Learning Discriminative Visual-Text Representation for Polyp Re-Identification
This work addresses a domain-specific problem in medical imaging for colorectal cancer diagnosis, offering an incremental improvement by incorporating textual data into existing visual methods.
The paper tackles the problem of colonoscopic polyp re-identification by proposing VT-ReID, a method that integrates visual and textual features to improve generalization, achieving state-of-the-art results with a clear margin.

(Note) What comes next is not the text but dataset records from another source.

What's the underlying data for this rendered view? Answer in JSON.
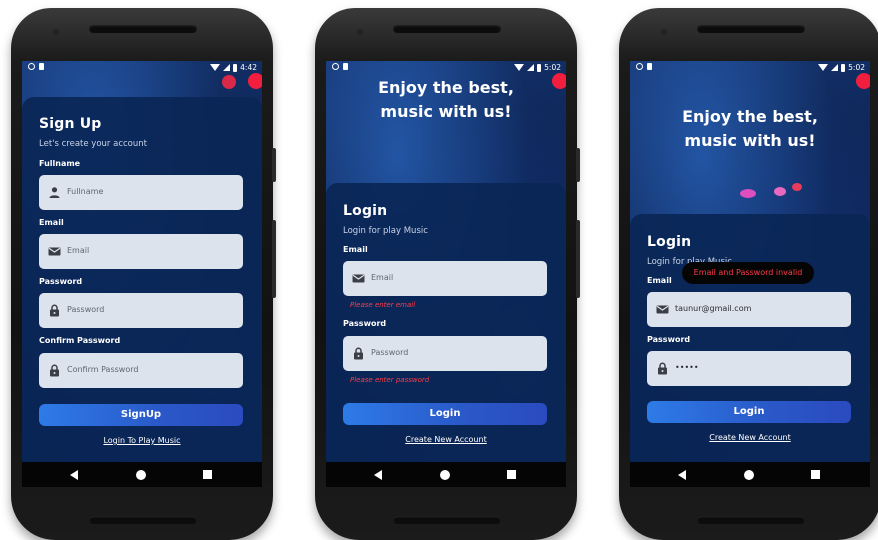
{
  "phones": [
    {
      "status_time": "4:42",
      "title": "Sign Up",
      "subtitle": "Let's create your account",
      "fields": [
        {
          "label": "Fullname",
          "placeholder": "Fullname"
        },
        {
          "label": "Email",
          "placeholder": "Email"
        },
        {
          "label": "Password",
          "placeholder": "Password"
        },
        {
          "label": "Confirm Password",
          "placeholder": "Confirm Password"
        }
      ],
      "button": "SignUp",
      "link": "Login To Play Music"
    },
    {
      "status_time": "5:02",
      "hero": [
        "Enjoy the best,",
        "music with us!"
      ],
      "title": "Login",
      "subtitle": "Login for play Music",
      "fields": [
        {
          "label": "Email",
          "placeholder": "Email",
          "error": "Please enter email"
        },
        {
          "label": "Password",
          "placeholder": "Password",
          "error": "Please enter password"
        }
      ],
      "button": "Login",
      "link": "Create New Account"
    },
    {
      "status_time": "5:02",
      "hero": [
        "Enjoy the best,",
        "music with us!"
      ],
      "title": "Login",
      "subtitle": "Login for play Music",
      "toast": "Email and Password invalid",
      "fields": [
        {
          "label": "Email",
          "value": "taunur@gmail.com"
        },
        {
          "label": "Password",
          "value": "•••••"
        }
      ],
      "button": "Login",
      "link": "Create New Account"
    }
  ],
  "colors": {
    "accent": "#2d7be8",
    "error": "#ff3b45",
    "card": "#0a2656",
    "field": "#dde3ec"
  },
  "icons": [
    "person-icon",
    "mail-icon",
    "lock-icon",
    "back-icon",
    "home-icon",
    "recent-apps-icon",
    "wifi-icon",
    "signal-icon",
    "battery-icon"
  ]
}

Colonoscopic Polyp Re-Identification aims to match a specific polyp in a large gallery with different cameras and views, which plays a key role for the prevention and treatment of colorectal cancer in the computer-aided diagnosis. However, traditional methods mainly focus on the visual representation learning, while neglect to explore the potential of semantic features during training, which may easily leads to poor generalization capability when adapted the pretrained model into the new scenarios. To relieve this dilemma, we propose a simple but effective training method named VT-ReID, which can remarkably enrich the representation of polyp videos with the interchange of high-level semantic information. Moreover, we elaborately design a novel clustering mechanism to introduce prior knowledge from textual data, which leverages contrastive learning to promote better separation from abundant unlabeled text data. To the best of our knowledge, this is the first attempt to employ the visual-text feature with clustering mechanism for the colonoscopic polyp re-identification. Empirical results show that our method significantly outperforms current state-of-the art methods with a clear margin.